Rye Coalition – On Top

Rye Coalition, those New Jersey princes of super-rock, are back with a new release, and it couldn’t have been better timed. I could be wrong about this, but I believe this is a very important release for 2002. Rye Coalition not only have their finger on the pulse of a modern sound, but they’ve reached way back in rock history to the blues-based riffs of the early 70s. My ears have been thirsting for something like this, and I’m certain I’m not alone. But if you consider yourself a fan of adjective-free rock, you really need to hear this one.
My perfect description of this band? They’ve somehow found a way to meld AC/DC and Fugazi. (And coming from me, this is the highest of compliments.) Does this sound absurd? Well, it shouldn’t, if you think about it. I’ve always thought that Guy Picotto had an eerie vocal resemblance to the late, great Bon Scott of AC/DC. Think about it: Those upper register wails, the way he pushes his voice to get it as loud as possible. They have a lot more in common than most people are willing to admit.
And anyway, what’s wrong about professing your love for a group like AC/DC? There is no more unifying sound in rock than AC/DC. They are the ultimate bar band, and with Bon Scott at the helm they were the consummate entertainers. If they couldn’t get it done with a simple beat and open guitar chords, it wasn’t worth doing. They are literally the perfect blueprint for rock music in its most stripped down and direct. By being such a prototype, AC/DC is a tough sound to be indifferent about. There isn’t much lurking underneath the surface in their music. You either get them and rock out, or you don’t, and you look with disdain upon the yahoos who sing along and regularly pump their fist to an AC/DC stomper.
Which is what makes this release something different. Rye Coalition’s roots lie in the post-punk, hardcore vein, where Fugazi reign supreme as the band everyone looks up to. These roots are still firmly there. So what we have is a band that has decided to take their music closer to blues-based 60s and 70s rock, while still being “children of Fugazi.” This, my friends, is a brilliant move, and it should serve as a breath of fresh air in the vast sea of Fugazi copycats. Whereas people who are reluctant to get into early rock because their parents and radio have been stuffing it down their throats for years, Rye Coalition has changed the code and found a way to create a whole new breed of “classic rock” that still sounds modern. The band could logically open for Fugazi or Guns ‘n’ Roses and be accepted by both audiences.

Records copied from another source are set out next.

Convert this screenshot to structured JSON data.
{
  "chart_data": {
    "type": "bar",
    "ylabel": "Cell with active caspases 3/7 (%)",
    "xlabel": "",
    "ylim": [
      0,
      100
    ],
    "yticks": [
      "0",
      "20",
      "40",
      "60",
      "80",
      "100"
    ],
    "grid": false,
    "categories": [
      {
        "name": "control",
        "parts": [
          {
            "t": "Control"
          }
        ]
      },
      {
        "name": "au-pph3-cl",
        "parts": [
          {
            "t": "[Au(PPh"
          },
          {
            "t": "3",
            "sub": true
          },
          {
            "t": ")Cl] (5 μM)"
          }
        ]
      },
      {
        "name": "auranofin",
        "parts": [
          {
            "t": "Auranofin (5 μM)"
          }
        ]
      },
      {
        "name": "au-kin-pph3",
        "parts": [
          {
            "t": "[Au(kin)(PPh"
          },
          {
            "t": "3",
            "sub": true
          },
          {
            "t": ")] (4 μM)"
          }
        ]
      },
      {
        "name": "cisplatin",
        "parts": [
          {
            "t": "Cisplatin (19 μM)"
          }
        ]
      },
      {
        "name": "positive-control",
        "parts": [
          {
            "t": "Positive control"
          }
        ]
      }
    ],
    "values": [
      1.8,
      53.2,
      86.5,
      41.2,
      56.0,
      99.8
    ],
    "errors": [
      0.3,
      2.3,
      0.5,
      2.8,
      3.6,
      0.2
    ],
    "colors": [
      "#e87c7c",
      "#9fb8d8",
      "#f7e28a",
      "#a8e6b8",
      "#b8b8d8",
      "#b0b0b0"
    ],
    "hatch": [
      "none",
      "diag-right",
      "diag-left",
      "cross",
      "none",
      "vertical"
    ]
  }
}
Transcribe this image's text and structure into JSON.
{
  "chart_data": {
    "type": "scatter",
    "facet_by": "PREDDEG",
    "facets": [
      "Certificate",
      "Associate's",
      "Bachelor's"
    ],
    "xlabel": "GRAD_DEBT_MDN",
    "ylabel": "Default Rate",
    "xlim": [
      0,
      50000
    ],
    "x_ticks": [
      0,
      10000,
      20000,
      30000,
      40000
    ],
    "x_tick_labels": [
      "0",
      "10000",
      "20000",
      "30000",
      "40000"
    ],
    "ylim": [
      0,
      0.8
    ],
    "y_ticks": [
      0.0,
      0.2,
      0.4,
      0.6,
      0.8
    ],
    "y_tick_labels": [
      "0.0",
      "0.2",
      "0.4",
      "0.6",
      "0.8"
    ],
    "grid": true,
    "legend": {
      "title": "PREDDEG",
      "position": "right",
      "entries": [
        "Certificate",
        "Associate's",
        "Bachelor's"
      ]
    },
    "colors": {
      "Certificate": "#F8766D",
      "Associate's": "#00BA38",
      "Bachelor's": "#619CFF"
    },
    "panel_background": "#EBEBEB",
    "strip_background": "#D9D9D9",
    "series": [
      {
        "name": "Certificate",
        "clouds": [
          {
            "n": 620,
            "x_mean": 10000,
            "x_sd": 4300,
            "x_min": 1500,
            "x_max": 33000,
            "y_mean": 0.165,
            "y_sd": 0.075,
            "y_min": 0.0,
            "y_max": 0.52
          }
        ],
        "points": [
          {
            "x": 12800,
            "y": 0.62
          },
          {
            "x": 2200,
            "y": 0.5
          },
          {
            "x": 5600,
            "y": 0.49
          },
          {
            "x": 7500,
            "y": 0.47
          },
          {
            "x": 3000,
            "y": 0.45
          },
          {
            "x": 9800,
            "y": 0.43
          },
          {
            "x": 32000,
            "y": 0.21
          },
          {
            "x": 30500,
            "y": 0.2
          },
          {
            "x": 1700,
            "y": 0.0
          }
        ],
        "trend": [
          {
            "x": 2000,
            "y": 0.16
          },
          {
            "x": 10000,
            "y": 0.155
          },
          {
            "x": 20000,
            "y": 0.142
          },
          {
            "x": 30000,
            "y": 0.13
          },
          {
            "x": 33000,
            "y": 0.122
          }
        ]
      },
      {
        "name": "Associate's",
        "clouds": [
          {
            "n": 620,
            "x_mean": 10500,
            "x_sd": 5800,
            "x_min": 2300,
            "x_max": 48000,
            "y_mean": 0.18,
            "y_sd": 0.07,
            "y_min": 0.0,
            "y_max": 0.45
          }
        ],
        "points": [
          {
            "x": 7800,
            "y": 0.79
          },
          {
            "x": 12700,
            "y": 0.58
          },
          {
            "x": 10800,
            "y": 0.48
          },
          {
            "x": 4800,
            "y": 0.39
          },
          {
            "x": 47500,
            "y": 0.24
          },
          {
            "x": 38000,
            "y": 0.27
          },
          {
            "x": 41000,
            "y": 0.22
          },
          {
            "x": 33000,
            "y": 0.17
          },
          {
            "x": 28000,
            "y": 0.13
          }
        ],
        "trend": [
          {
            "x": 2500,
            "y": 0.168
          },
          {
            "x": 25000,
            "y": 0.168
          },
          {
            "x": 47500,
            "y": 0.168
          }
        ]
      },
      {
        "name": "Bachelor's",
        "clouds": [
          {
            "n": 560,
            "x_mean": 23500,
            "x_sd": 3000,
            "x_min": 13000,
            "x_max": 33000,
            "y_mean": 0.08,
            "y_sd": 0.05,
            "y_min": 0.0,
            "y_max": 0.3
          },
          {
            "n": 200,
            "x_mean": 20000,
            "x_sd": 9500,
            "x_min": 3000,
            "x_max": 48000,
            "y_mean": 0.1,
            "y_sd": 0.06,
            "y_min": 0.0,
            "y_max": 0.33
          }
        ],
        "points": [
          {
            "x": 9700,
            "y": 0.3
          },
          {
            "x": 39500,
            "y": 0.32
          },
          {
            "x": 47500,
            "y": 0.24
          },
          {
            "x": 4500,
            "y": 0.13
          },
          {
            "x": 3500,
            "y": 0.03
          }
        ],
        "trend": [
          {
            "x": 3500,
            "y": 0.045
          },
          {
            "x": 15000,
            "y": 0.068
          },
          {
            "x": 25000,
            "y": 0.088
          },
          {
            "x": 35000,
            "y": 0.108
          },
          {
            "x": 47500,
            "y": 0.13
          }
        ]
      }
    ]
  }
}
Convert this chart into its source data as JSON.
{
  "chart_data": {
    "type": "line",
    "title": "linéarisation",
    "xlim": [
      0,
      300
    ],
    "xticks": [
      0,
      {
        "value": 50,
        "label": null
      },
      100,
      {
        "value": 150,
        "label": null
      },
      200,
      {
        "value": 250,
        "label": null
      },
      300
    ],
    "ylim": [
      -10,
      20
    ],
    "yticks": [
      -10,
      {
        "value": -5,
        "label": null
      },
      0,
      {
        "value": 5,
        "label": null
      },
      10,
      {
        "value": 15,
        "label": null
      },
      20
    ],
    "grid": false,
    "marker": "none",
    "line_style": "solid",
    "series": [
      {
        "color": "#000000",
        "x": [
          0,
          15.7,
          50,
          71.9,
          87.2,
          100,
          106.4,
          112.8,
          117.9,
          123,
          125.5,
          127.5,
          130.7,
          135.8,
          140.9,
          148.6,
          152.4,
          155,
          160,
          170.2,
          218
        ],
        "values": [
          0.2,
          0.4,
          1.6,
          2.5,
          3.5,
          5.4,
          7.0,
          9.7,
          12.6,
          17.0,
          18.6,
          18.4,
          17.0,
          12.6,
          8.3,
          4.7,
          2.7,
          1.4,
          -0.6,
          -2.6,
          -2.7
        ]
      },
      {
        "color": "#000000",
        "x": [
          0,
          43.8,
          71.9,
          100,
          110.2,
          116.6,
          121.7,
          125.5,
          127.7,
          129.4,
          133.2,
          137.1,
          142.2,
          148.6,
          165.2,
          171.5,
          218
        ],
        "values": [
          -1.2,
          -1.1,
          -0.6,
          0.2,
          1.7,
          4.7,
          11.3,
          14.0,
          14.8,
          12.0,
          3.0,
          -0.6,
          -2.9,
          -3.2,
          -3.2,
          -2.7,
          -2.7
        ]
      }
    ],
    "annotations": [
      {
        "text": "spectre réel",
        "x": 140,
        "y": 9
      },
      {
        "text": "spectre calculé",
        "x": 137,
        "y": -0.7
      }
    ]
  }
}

Recorded by Steve Albini, who brings his usual dry guitars, thundering drums, and lacerating bass, the band sounds bigger than ever. Ralph Cuseglio rants and struts his way through these 10 cuts, sounding like Guy Piccotto with a belly full of beer. The opening song, “One Daughter Hotter Than One Thousand Suns,” sets the tone: The bass and drums build slowly, followed by the guitars. The dual guitar sound is raw and unaffected, the sound of plugging it straight into an amplifier and turning it up all the way. By the time the song explodes, you’re literally being pummeled by this massive riff. Once the verse enters, the Fugazi influence becomes more apparent, using more dissonant notes and switching up the beats. But Rye Coalition know that you need the money shot: Once the chorus hits, if your fist isn’t in the air, then you’re hopeless. Stick to those Belle & Sebastian disks, buddy.
The way this band can straddle the line between heady hardcore and all-out cock rock, between seriousness and jest (who names a song “Stairway to the Free Bird on the Way to the Smokey Water”?), between 70s rock and modern sounds, well, it blows me away. They can do it all. My personal favorite track is “Heart of Gold, Jacket of Leather.” Over a rousing Led Zeppelin-style riff festival, Cuseglio gives us all a “welcome to Jersey City,” accompanied by a sly “fuck off” and a veiled threat that “New York’s gonna have to pay.” Rock music has gotten so self-serious lately: It’s great to see a band take the opposite approach. Here’s to rock music being fun again!
Long story short: If you like high energy rock music, you want this. You need this. This is the kind of album that can be the catalyst for a movement. And if the results are as rocking as they are here, the possibilities are delicious. These guys are the real deal.